In Part 2, we diagnosed a fundamental timing problem: Middy's after hook fires before the stream body is consumed by the Lambda runtime. The LLM data we need to publish simply does not exist yet when the hook runs. No amount of clever async orchestration can fix this. The data is not late; it has not been produced.

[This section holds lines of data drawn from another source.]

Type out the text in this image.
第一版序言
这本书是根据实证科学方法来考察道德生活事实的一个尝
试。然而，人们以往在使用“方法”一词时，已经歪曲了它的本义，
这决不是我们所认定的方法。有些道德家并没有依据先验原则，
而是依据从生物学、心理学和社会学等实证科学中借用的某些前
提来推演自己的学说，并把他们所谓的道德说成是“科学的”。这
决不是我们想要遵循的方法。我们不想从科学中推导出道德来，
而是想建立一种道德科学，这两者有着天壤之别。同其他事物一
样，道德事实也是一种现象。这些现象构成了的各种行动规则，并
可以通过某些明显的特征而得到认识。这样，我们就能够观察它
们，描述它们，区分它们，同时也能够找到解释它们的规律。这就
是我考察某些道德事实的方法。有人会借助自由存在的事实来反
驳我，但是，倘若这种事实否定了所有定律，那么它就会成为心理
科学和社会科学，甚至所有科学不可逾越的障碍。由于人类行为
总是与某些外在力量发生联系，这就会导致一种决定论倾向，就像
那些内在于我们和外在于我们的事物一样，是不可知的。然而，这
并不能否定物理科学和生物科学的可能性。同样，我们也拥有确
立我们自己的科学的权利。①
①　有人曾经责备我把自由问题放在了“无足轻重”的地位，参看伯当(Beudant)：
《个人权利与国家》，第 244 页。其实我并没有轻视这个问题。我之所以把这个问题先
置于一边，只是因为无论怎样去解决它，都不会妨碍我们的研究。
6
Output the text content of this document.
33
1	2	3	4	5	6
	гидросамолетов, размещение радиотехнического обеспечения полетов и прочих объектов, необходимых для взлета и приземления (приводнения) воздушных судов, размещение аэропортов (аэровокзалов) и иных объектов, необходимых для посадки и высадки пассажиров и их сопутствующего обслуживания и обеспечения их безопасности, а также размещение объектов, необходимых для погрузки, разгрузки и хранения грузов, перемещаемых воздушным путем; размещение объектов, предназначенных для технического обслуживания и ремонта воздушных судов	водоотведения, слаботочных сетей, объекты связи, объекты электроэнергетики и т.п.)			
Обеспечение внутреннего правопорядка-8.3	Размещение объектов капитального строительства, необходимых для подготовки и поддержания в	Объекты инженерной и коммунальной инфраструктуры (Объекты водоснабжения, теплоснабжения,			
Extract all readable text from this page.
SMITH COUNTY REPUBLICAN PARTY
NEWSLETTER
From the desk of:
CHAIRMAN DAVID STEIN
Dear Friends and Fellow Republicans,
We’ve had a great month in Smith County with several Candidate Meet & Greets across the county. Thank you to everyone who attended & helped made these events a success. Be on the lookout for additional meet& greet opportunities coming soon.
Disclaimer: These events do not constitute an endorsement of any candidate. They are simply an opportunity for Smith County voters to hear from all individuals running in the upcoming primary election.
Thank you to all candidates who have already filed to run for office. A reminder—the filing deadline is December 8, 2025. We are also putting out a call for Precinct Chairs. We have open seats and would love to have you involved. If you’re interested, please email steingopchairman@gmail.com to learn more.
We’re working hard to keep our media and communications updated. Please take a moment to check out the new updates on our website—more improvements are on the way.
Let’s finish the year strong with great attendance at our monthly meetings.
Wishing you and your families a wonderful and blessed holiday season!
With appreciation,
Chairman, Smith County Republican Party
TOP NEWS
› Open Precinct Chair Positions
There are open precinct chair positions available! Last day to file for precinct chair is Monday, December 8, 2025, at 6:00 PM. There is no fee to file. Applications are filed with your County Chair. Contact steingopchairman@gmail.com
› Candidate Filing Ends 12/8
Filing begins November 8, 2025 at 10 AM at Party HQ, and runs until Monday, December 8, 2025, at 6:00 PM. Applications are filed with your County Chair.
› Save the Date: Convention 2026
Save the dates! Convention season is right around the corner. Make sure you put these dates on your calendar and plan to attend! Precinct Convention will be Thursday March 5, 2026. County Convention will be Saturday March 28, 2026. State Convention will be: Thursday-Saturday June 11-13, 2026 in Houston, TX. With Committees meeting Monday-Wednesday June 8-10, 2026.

That diagnosis led us to a core insight: observability must follow data, not lifecycle. HTTP middleware frameworks model request handling as a sequence of phases: before, handler, after. That model works when the response is a finished value. It breaks when the response is a stream that has not been read yet.
So we stop relying on lifecycle hooks for publication. Instead, we attach observability to the data pipeline itself.
The mechanism is a TransformStream whose flush() callback fires at exactly the right moment: after every byte has flowed through, right before the stream signals completion to the consumer. This is not an implementation detail we stumbled into. It is a guarantee defined in the WHATWG Streams Standard.
TL;DR: Use
TransformStream.flush()to defer observability work until after a stream completes. The WHATWG Streams spec guaranteesflush()fires only after all chunks have passed through. We build two layers: AI SDK middlewares (wrapStream) collect data during streaming, and a Middy middleware wraps the HTTP response with a finalTransformStreamthat publishes everything onflush(). An in-memory store bridges the two middleware systems (we call this the Dual Middleware Bridge pattern).
How does TransformStream flush() guarantee deferred execution?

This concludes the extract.